What is the highest arch dam in Switzerland?

The Mauvoisin dam is the highest arch dam in Switzerland and Europe.

In which canton are the highest dams in French-speaking Switzerland?

The Valais has the highest dams in French-speaking Switzerland.

What is the only large dam in the canton of Vaud?

The Hongrin dam is the only large dam in French-speaking Switzerland in the canton of Vaud. It has the particularity of having a double arch.

Which of the 12 largest dams in French-speaking Switzerland are of the weight type?

The Salanfe and Grande Dixence dams are the only major dams of the weight type.
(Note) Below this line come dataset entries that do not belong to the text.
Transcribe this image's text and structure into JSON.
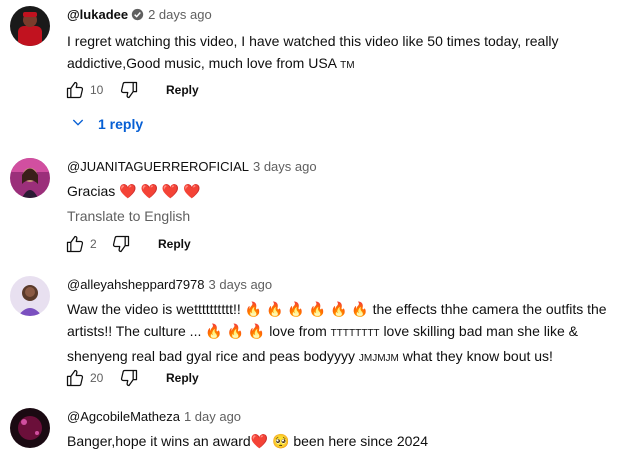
{
  "comments": [
    {
      "author": "@lukadee",
      "verified": true,
      "time": "2 days ago",
      "text": "I regret watching this video, I have watched this video like 50 times today, really addictive,Good music, much love from USA",
      "text_suffix": "TM",
      "likes": "10",
      "reply_label": "Reply",
      "replies_label": "1 reply",
      "avatar_color": "#c1121f"
    },
    {
      "author": "@JUANITAGUERREROFICIAL",
      "time": "3 days ago",
      "text": "Gracias ❤️ ❤️ ❤️ ❤️",
      "translate_label": "Translate to English",
      "likes": "2",
      "reply_label": "Reply",
      "avatar_color": "#9b2f7a"
    },
    {
      "author": "@alleyahsheppard7978",
      "time": "3 days ago",
      "text_part1": "Waw the video is wetttttttttt!! 🔥 🔥 🔥 🔥 🔥 🔥 the effects thhe camera the outfits the artists!! The culture ... 🔥 🔥 🔥 love from",
      "text_small1": "TTTTTTTT",
      "text_part2": "love skilling bad man she like & shenyeng real bad gyal rice and peas bodyyyy",
      "text_small2": "JMJMJM",
      "text_part3": "what they know bout us!",
      "likes": "20",
      "reply_label": "Reply",
      "avatar_color": "#7a4fbf"
    },
    {
      "author": "@AgcobileMatheza",
      "time": "1 day ago",
      "text": "Banger,hope it wins an award❤️ 🥺 been here since 2024",
      "avatar_color": "#6b0f3a"
    }
  ],
  "icons": {
    "like": "thumbs-up-icon",
    "dislike": "thumbs-down-icon",
    "verified": "verified-badge-icon",
    "expand": "chevron-down-icon"
  },
  "colors": {
    "link_blue": "#065fd4",
    "secondary_text": "#606060",
    "primary_text": "#0f0f0f"
  }
}
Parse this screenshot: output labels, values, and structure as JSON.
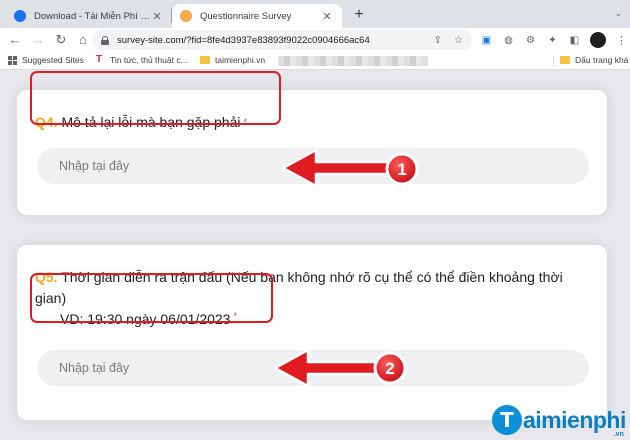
{
  "browser": {
    "tabs": [
      {
        "title": "Download - Tải Miễn Phí VN - Pi",
        "active": false
      },
      {
        "title": "Questionnaire Survey",
        "active": true
      }
    ],
    "new_tab": "+",
    "close_glyph": "✕",
    "address": "survey-site.com/?fid=8fe4d3937e83893f9022c0904666ac64",
    "bookmarks": [
      {
        "label": "Suggested Sites"
      },
      {
        "label": "Tin tức, thủ thuật c..."
      },
      {
        "label": "taimienphi.vn"
      },
      {
        "label": "Dấu trang khá"
      }
    ]
  },
  "questions": [
    {
      "number": "Q4.",
      "text": "Mô tả lại lỗi mà bạn gặp phải",
      "required_mark": "*",
      "placeholder": "Nhập tại đây"
    },
    {
      "number": "Q5.",
      "text": "Thời gian diễn ra trận đấu (Nếu bạn không nhớ rõ cụ thể có thể điền khoảng thời gian)",
      "example": "VD: 19:30 ngày 06/01/2023",
      "required_mark": "*",
      "placeholder": "Nhập tại đây"
    }
  ],
  "annotations": [
    {
      "label": "1",
      "color": "#e11b22"
    },
    {
      "label": "2",
      "color": "#e11b22"
    }
  ],
  "watermark": {
    "text": "aimienphi",
    "initial": "T",
    "suffix": ".vn"
  }
}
What is the only dam of the buttress type in French-speaking Switzerland?

The Cleuson dam is the only dam of the buttress type in French-speaking Switzerland.

What is the largest dam reservoir in French-speaking Switzerland?

The reservoir of the Grande Dixence dam, Lac des Dix, can hold 400 million m³ of water.

Which is the dam reservoir with the largest surface area?

Lake Gruyère is the reservoir of the Rossens dam. It is the largest reservoir in French-speaking Switzerland with an area of almost 10 km².

What is the only dam in French-speaking Switzerland that does not have its own turbine installation?

The Cleuson dam does not have its own turbines. Its water is pumped into the Grande Dixence dam.